To query non-existent domains, it is not possible to pre-generate an answer for every hostname query possible. The first solution to this issue was to design NSEC records for all pairs of domains in a particular zone.

Therefore, if a client requests for a record that is non-existent such as k.example.com, the server would answer with an NSEC record that states that nothing exists among a.example.com and z.example.com. However, this technique leaks more information about that zone than the traditional, unauthenticated NXDOMAIN errors since it shows real domain existence.

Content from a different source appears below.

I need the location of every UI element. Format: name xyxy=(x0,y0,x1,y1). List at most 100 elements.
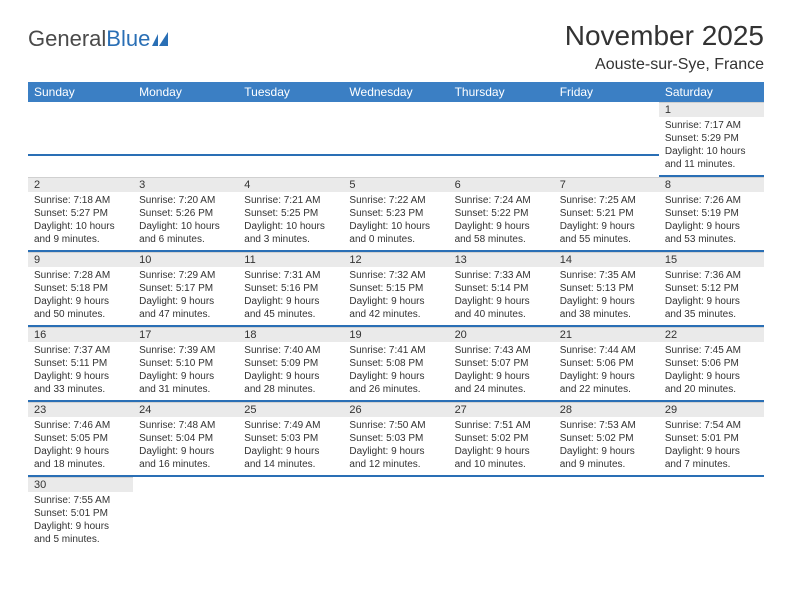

Prevention and Mitigation of DNS Poisoning

Many DNS poisoning attacks can easily be prevented by the reduction of trust in the information received from external DNS servers.

Another tactic is to ignore DNS records received that are not very applicable to the query. DNS poisoning attacks can also be reduced on the application layer or transport layer when point-to-point validation is performed on the systems once the connection has been established. A typical example of this type of procedure is the use of digital signatures and Transport Layer Security (TLS).

For example, by using the secured HTTP version which is HTTPs, users can check if the digital certificate of the server is valid and that it belongs to the website’s presumed owner.

Likewise, the remote login programme, which is known as secure shell (SSH), inspects at the endpoints the digital certificates before it proceeds with the spell.

For software that automatically downloads updates, the software can locally include a duplicate of the signed certificate and authenticate the signature kept in the application update with that of the certificate embedded.

Bottom Line

Since we are all going digital, DNS poisoning poses a very big threat to our information and day-to-day activities. DNS poisoning has given attackers the ability to compromise systems remotely without having physical access to that system.

Preventing DNS poisoning and cache poisoning is very important, therefore administrators need to implement a less trusting approach towards other servers.

They also need to implement techniques like DNSSEC or updating their servers to the latest versions, with features like cryptographically-encrypted transaction IDs, and port randomization.